Chris F Clark said:
Have you ever tried writing a non-trivial compiler with the OO
approach? I have and maintain one on a daily basis. Now, I won't
dispute many of your claims, except that the OO approach is
unsuitable. You don't get too many auxillary functions scattered over
too classes unless your design is poor.
I've written a compiler using generic functions
(
http://sourceforge.net/cvs/?group_id=110425). This means that
dispatched functions are defined separately from types they dispatch
on, and their specializations are defined separately from generic
functions and from the types (I tend to write them near the
introductions of generic functions though).
There are several phases in the compiler. Each phase examines the
result of the previous phase and prepares data for the next phase.
Between most pairs of phases the module is represented using a family
of types for different kinds of tree nodes. Each time it's a different
family of types. Families of types usually form a two-level hiearchy,
for example "lifted" code has abstract supertypes for expressions,
patterns, definitions and meanings, and each of them is further split
into concrete types.
Below are the counts of generic functions dispatched on nodes of
each kind of intermediate code, for each module (I didn't count
other generic functions, e.g. dispatched on the types of literals).

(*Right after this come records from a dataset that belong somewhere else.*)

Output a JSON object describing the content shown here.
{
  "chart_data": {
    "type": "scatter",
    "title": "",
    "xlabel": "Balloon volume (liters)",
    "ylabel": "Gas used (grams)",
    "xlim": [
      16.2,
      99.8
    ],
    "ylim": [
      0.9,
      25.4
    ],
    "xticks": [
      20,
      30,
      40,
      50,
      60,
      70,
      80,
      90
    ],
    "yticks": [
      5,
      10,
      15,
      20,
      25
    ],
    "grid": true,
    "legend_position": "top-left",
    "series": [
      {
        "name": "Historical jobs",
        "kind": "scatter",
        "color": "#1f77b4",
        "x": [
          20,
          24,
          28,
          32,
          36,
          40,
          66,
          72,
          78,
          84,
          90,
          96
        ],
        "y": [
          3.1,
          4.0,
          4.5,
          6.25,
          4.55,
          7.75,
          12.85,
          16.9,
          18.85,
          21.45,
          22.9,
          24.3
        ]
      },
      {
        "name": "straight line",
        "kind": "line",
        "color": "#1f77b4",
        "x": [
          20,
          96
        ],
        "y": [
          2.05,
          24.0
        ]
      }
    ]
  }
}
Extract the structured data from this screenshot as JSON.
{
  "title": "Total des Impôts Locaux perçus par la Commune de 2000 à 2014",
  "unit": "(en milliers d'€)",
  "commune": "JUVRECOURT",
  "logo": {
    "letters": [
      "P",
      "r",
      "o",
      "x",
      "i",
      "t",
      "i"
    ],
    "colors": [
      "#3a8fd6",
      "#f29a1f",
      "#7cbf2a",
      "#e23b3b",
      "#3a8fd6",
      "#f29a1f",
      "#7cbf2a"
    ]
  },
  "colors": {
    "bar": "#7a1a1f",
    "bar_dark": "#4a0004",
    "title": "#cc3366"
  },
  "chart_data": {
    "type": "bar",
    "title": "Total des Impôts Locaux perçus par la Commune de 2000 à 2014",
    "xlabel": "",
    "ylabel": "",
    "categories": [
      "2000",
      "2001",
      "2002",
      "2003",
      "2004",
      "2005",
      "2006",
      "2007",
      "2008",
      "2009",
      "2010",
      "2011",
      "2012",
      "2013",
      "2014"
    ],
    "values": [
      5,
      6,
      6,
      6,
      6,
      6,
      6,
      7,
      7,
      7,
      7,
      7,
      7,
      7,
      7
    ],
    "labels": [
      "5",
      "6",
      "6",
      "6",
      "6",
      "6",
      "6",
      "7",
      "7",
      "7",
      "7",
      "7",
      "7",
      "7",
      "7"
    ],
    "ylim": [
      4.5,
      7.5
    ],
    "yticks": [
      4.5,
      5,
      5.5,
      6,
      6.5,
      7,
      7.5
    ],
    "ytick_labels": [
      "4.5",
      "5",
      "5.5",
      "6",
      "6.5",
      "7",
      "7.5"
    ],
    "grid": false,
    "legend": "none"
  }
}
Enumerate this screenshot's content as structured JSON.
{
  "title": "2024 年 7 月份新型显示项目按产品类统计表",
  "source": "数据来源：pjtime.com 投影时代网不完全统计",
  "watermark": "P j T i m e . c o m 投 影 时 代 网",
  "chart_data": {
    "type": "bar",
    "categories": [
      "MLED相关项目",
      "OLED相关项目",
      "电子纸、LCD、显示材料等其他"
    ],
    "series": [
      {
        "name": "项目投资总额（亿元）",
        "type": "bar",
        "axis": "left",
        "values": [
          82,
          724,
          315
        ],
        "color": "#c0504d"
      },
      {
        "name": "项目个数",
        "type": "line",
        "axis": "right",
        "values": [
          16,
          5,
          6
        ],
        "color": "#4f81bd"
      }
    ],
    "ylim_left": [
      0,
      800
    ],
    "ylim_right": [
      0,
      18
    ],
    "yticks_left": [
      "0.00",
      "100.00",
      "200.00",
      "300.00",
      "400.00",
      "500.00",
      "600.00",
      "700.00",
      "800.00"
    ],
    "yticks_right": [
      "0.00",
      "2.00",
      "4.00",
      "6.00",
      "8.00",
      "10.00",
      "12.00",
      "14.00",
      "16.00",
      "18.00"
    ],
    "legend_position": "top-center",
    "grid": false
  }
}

A traditional OO approach would force to put all functions dispatched
on the same type together. For example pretty printing is quite
independent from other processing and it's used only for debugging
except the final phase, thus I defined it in separate modules, so it
doesn't get in the way when I'm looking at more important code.
(An OO approach would perhaps use fewer function names, because for
clarity I use different generic functions for domain subsets which are
never mixed and dispatched dynamically. For example I have separate
functions LiftExpr, Lift1Pat, Lift2Pat, Lift1Def, Lift2Def. An OO
approach would probably spell them just Lift, Lift1 and Lift2,
especially as they would be put in separate namespaces. So the real
function counts in an OO approach might be smaller, but the amount
of forced demodularization would remain the same.)
Source code:
- SourcePrinter: 1 (pretty printing)
- Expander: 17 (transforming source code to abstract code)
Abstract code:
- Abstract: 2 (type definitions, auxiliary functions)
- AbstractPrinter: 6 (pretty printing)
- Interfaces: 1 (generating interface files)
- Expander: 5 (some minor functions)
- Lifter: 17 (transforming abstract code to lifted code)
Lifted code:
- Lifted: 5 (type definitions, auxiliary functions)
- LiftedPrinter: 4 (pretty printing)
- Lifter: 3 (some minor functions)
- Planner: 16 (transforming lifted code to sequential code)
Sequential code:
- Sequential: 4 (type definitions, auxiliary functions)
- SequentialPrinter: 4 (pretty printing)
- Planner: 2 (some minor functions)
- CCoder: 12 (transforming sequential code to C code)
C code:
- CCode: 1 (type definitions, auxiliary functions)
- CCodePrinter: 8 (pretty printing)
- CCoder: 2 (some minor functions)
With a traditional OO approach the same design would be doable, at the
cost of forcing to put together type definitions of a phase, auxiliary
functions working on these types, pretty printing, and the main work
of transforming these values to the next representation. I prefer
to have freedom to arrange modules according to my taste rather than
being forced to put together functions just because they are dispatched
on the same family of types.
Currently the representations are independent from one another, and
a module which implements a transformation phase depends only on the
representation it examines and the representation it produces. The OO
approach would significantly increase the depth of the dependency
graph: each family of type definitions would depend on the following
phases (because it includes code which produces the next phase).
Technically this might not mean anything, it only hurts my taste.
In this language modules are used as units of name visibility. For
example each module which implements a transformation phase exports
only one name, a function transforming the whole module being
compiled. If visibility boundaries were tied to classes, I would have
to either make more names public, or introduce lots of "friendships"
(or whatever the language provides for extending visibility). I prefer
to be able to design visibility domains independently from grouping
functions for the purpose of dispatching.